A new analysis suggests ETFs with commodities exposure have been doing better than equities and bonds
The financial seas have been looking choppy lately, and that has taken bond and equity investors on a disappointing ride. But the story is better when looking at commodities, which had been shunned and ignored for years.
“As poorly as commodities have done in recent years, so far in 2018, they’re doing quite well, and some analysts believe their outperformance can continue,” said Sumit Roy, ETF analyst and contributor to ETF.com.
Looking generally at broad-commodity ETFs, Roy found that more than half of the funds have posted modest gains (“only a per cent or two”) so far in 2018. But that was better than equities’ 0.1% loss over the first quarter, as well as the 1.8% decline in bonds.
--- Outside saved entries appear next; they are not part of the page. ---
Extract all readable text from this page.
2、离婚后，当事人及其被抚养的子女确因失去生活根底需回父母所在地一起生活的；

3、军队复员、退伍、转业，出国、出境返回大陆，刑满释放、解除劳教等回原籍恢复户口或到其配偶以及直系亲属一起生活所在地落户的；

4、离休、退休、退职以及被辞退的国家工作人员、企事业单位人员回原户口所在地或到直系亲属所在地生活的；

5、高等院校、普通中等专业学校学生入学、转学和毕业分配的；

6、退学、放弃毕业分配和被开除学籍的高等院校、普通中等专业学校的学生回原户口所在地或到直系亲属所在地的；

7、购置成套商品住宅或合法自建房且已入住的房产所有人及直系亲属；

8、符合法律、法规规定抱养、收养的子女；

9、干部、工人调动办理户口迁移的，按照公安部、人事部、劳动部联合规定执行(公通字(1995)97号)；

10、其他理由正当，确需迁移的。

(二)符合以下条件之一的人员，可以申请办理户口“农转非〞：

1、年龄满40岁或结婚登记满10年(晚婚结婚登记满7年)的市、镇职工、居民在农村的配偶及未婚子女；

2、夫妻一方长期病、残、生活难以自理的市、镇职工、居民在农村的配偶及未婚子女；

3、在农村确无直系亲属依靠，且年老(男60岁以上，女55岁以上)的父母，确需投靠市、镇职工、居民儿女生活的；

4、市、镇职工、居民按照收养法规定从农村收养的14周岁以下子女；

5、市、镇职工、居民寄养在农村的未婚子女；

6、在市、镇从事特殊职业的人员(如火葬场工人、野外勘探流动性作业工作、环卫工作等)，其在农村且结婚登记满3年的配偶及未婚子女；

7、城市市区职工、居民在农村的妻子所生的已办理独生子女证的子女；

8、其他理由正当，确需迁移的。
“In general, ETFs that track the S&P GSCI, which is a global production-weighted index that’s heavy on energy, are doing the best this year,” Roy said, noting tailwinds from a strong 7.5% rally in WTI oil and a 12.2% jump in US gasoline prices. “Meanwhile, the ETFs that track the Bloomberg Commodity Index aren’t doing as well this year due to their heavier weightings in metals, a sour spot in this year’s commodities market.”
He also noted generally solid performance from agricultural commodities. Corn, soybeans, and wheat have gained more than 5%, while cocoa has rallied spectacularly by 35%.
“We typically see commodities outperform stocks and other risk assets in the late stages of a business cycle,” Maxwell Gold, director of investment strategy and research at ETF Securities, told ETF.com. “Right when we're beginning to see capacity overshoot and we hit a slowdown in equity markets, commodities perform better.”
Gold also noted a broad shift into backwardation, which boosts returns for commodity investments. That suggests ETFs with broad commodity exposure could see better times ahead.
But according to Roy, more aggressive investors that are willing to concentrate on specific sectors may want to consider focusing on the oil sector. “Goldman Sachs analysts forecast that Brent crude oil prices could hit US$82.50 within six months, well above current levels of US$68, due to much-faster-than-expected demand growth and a tight supply picture,” he said.”
He also pointed to International Energy Agency (IEA) projections that expect oil inventory declines in the second, third, and fourth quarters, particularly as supply from Venezuela remains “clearly vulnerable to an accelerated decline”.